He Sleeps Less Cold Than We Who Wake

C. R. W. Nevinson, "Paths of Glory"

C. R. W. Nevinson, “Paths of Glory”

Memorial Day 

Let the taps play, let the flag be lowered, and let a poem by Wilfred Owen be read. Sometimes Owen lashes out in anger against those who make war, but in “Asleep” he just gazes in sorrow, and even a little bit of envy, at a comrade who has died:

Under his helmet, up against his pack,
After so many days of work and waking,
Sleep took him by the brow and laid him back.

There, in the happy no-time of his sleeping,
Death took him by the heart. There heaved a quaking
Of the aborted life within him leaping,
Then chest and sleepy arms once more fell slack.

And soon the slow, stray blood came creeping
From the intruding lead, like ants on track.
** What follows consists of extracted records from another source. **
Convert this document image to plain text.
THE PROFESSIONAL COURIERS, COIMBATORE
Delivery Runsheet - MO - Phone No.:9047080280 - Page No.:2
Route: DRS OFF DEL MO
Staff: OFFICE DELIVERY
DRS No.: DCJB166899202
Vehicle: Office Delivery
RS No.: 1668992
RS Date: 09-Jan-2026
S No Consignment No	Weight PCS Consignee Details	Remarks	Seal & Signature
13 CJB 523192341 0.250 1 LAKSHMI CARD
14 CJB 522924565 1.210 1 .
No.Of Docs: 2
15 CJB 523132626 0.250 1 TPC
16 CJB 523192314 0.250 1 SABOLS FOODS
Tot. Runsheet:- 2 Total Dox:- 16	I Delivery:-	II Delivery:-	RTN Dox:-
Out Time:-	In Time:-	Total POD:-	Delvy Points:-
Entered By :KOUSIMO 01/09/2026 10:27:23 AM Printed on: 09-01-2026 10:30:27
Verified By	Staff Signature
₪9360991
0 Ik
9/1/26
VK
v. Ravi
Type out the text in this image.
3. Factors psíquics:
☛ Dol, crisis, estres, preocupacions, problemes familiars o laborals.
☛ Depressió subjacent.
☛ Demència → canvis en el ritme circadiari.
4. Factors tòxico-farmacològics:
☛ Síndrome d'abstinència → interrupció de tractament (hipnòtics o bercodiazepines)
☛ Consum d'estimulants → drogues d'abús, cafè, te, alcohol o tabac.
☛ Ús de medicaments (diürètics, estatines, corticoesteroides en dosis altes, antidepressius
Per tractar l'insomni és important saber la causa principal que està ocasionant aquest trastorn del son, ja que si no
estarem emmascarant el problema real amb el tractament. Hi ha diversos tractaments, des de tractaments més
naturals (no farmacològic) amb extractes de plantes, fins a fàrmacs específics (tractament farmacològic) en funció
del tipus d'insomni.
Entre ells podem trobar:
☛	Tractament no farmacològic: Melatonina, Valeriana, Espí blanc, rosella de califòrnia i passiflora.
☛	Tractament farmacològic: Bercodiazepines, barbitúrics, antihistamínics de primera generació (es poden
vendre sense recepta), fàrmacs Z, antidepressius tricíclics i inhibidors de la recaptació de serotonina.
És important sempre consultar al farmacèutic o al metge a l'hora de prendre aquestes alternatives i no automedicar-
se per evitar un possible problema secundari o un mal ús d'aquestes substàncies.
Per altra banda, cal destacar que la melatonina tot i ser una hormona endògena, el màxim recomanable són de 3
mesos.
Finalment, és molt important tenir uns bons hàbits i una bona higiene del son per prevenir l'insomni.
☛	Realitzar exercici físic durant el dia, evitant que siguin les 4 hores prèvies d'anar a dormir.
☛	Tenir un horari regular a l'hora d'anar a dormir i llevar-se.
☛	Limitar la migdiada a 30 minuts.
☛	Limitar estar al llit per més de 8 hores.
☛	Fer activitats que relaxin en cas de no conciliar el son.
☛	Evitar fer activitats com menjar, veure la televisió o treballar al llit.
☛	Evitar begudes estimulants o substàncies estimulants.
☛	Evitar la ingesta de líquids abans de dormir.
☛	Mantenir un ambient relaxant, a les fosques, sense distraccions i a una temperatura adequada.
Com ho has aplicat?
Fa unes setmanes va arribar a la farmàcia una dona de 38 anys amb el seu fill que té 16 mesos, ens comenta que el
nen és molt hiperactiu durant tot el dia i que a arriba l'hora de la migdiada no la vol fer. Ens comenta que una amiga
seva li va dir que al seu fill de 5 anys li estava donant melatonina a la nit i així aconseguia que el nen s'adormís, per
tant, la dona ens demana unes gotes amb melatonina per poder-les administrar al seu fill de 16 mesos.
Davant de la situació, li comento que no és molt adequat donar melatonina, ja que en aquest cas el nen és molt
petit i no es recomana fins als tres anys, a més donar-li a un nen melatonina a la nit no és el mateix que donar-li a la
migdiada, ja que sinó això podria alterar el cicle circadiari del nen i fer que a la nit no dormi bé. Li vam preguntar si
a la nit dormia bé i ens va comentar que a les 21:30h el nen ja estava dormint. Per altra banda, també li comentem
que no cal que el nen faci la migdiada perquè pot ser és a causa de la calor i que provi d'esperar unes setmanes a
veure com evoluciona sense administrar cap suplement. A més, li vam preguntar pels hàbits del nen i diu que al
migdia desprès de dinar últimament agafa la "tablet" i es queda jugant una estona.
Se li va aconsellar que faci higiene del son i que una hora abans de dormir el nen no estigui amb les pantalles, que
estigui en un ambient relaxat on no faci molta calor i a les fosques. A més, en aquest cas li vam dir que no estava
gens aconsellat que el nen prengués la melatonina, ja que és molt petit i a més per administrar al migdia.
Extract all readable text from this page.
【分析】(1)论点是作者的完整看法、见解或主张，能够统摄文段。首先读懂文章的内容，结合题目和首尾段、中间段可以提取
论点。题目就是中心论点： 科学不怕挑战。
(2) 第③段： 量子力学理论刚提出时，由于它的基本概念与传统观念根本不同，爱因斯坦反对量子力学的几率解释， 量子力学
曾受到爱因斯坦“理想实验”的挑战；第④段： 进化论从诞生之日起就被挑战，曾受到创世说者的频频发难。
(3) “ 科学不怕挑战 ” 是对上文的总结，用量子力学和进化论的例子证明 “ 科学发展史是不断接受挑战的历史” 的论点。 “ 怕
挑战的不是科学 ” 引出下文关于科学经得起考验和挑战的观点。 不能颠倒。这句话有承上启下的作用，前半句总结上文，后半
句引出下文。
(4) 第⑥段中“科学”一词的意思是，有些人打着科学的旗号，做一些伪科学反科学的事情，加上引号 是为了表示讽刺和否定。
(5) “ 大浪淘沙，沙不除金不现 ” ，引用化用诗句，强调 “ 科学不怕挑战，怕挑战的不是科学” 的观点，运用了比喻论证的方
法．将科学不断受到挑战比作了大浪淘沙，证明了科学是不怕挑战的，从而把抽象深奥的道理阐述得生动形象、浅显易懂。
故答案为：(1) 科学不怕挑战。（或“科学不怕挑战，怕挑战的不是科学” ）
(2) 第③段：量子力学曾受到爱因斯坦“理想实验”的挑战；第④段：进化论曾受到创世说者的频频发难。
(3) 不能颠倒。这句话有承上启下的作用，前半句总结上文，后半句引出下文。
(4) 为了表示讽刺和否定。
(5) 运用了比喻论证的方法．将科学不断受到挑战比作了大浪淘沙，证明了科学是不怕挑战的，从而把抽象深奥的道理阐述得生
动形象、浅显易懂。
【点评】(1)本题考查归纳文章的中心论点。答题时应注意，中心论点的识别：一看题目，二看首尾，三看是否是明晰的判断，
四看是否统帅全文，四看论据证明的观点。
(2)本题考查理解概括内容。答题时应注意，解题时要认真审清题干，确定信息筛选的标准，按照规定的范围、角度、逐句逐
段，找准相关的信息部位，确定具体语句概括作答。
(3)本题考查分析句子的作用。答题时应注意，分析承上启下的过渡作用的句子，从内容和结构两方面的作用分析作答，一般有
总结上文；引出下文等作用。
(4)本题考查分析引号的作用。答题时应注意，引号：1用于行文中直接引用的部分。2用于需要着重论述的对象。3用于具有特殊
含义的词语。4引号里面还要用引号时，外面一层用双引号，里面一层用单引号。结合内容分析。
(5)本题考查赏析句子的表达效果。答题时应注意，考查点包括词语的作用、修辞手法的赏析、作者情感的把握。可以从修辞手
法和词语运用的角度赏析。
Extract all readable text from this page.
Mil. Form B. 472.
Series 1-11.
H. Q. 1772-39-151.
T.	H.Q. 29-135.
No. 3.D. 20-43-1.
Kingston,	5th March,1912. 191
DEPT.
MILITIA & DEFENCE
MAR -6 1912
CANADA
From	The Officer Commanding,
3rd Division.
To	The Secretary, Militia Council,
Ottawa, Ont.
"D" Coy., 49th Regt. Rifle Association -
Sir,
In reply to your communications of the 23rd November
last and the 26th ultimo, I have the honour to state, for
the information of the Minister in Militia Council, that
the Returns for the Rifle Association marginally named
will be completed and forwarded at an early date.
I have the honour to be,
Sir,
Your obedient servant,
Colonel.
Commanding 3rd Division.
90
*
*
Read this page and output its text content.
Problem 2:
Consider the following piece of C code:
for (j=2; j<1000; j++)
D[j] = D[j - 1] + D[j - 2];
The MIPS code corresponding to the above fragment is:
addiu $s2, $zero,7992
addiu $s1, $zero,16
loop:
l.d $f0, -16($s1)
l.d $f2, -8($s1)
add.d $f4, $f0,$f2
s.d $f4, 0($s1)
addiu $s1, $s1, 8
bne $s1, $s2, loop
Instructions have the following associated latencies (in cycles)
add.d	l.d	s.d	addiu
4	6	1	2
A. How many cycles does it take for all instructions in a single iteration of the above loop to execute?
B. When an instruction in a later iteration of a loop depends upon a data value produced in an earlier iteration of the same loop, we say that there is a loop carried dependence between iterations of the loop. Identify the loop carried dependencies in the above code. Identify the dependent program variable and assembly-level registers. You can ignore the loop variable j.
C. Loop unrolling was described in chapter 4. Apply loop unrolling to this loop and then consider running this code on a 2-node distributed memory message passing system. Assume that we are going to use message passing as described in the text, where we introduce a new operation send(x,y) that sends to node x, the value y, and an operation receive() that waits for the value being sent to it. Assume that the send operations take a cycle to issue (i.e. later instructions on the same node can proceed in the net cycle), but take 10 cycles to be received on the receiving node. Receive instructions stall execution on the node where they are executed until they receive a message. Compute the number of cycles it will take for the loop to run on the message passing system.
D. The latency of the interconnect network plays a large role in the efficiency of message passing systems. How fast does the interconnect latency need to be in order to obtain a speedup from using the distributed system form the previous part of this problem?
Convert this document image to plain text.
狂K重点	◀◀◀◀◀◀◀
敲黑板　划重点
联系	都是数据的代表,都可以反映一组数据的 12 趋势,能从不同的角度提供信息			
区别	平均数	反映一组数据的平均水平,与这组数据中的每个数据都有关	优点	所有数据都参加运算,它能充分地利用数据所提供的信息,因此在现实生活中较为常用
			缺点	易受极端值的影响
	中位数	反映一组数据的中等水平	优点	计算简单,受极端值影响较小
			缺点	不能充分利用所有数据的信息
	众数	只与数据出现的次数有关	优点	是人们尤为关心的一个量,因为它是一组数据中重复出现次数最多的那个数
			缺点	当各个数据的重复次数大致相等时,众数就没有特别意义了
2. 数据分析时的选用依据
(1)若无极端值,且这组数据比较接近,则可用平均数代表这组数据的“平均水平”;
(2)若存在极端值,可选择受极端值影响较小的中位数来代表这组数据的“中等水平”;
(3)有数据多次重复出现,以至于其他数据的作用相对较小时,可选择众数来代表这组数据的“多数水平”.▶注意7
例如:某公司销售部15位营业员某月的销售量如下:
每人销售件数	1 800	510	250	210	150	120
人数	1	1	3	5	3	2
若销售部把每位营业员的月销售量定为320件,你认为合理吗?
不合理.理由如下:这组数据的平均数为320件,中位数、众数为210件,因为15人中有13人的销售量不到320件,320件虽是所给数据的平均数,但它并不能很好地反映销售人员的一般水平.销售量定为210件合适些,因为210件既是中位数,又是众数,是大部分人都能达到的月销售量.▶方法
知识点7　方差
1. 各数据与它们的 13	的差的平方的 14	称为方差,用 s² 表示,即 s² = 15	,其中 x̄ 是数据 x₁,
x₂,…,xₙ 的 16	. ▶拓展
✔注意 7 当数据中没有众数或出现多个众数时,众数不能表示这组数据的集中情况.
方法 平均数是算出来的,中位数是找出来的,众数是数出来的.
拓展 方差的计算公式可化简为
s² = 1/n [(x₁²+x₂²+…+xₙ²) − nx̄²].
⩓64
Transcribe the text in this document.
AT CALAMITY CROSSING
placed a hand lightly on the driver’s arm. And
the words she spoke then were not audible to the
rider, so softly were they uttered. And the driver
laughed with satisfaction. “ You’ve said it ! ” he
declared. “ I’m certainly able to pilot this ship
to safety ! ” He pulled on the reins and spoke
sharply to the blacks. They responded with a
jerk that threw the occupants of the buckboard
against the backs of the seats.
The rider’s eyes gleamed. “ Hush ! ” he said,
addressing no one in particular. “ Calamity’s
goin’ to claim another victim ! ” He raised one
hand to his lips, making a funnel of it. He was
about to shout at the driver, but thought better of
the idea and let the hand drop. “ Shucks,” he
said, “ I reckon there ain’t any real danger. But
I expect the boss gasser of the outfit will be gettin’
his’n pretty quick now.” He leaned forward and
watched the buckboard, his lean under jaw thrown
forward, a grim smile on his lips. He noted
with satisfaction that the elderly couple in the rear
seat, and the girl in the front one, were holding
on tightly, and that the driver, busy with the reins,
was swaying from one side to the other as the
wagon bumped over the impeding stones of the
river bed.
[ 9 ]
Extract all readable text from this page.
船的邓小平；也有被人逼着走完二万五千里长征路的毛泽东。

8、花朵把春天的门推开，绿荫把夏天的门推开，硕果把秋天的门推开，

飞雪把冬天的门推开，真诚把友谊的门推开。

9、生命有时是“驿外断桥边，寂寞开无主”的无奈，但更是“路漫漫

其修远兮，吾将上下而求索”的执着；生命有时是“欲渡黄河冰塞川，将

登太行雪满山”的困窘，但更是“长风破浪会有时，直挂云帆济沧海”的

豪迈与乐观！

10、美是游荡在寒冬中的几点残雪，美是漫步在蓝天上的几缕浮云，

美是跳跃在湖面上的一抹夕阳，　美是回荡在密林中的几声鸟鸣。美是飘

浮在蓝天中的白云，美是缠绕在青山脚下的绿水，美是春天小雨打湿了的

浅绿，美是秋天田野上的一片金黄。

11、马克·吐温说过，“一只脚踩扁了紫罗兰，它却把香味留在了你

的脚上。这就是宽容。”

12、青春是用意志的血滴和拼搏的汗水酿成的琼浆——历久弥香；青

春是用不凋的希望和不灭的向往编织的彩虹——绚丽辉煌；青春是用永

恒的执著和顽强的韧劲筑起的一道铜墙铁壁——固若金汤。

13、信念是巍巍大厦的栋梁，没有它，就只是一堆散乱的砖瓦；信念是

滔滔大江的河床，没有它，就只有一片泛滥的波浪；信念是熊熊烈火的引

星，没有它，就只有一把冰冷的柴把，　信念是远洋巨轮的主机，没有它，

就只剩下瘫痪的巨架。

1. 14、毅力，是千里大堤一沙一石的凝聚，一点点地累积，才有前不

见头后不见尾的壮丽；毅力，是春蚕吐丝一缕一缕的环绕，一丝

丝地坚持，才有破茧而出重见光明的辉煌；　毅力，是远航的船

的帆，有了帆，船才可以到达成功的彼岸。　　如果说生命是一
Whether his deeper sleep lie shaded by the shaking
Of great wings, and the thoughts that hung the stars,
High-pillowed on calm pillows of God’s making,
Above these clouds, these rains, these sleets of lead,
And these winds’ scimitars,
–Or whether yet his thin and sodden head
Confuses more and more with the low mould,
His hair being one with the grey grass
Of finished fields, and wire-scrags rusty-old,
Who knows? Who hopes? Who troubles? Let it pass!
He sleeps. He sleeps less tremulous, less cold,
Than we who wake, and waking say Alas! 

Who cares whether he has gone to heaven or merely mingles with the earth, the narrator says. At least he sleeps “less tremulous, less cold,/Than we who wake, and waking say Alas!” There is a touch of Shelley’s elegy to Keats in these closing lines:

Peace, peace! he is not dead, he doth not sleep,
He hath awaken’d from the dream of life;
‘Tis we, who lost in stormy visions, keep
With phantoms an unprofitable strife,
And in mad trance, strike with our spirit’s knife
Invulnerable nothings. We decay
Like corpses in a charnel; fear and grief
Convulse us and consume us day by day,
And cold hopes swarm like worms within our living clay.

If you want proof of the horrors of war, it’s that sometimes our combat troops envy the dead.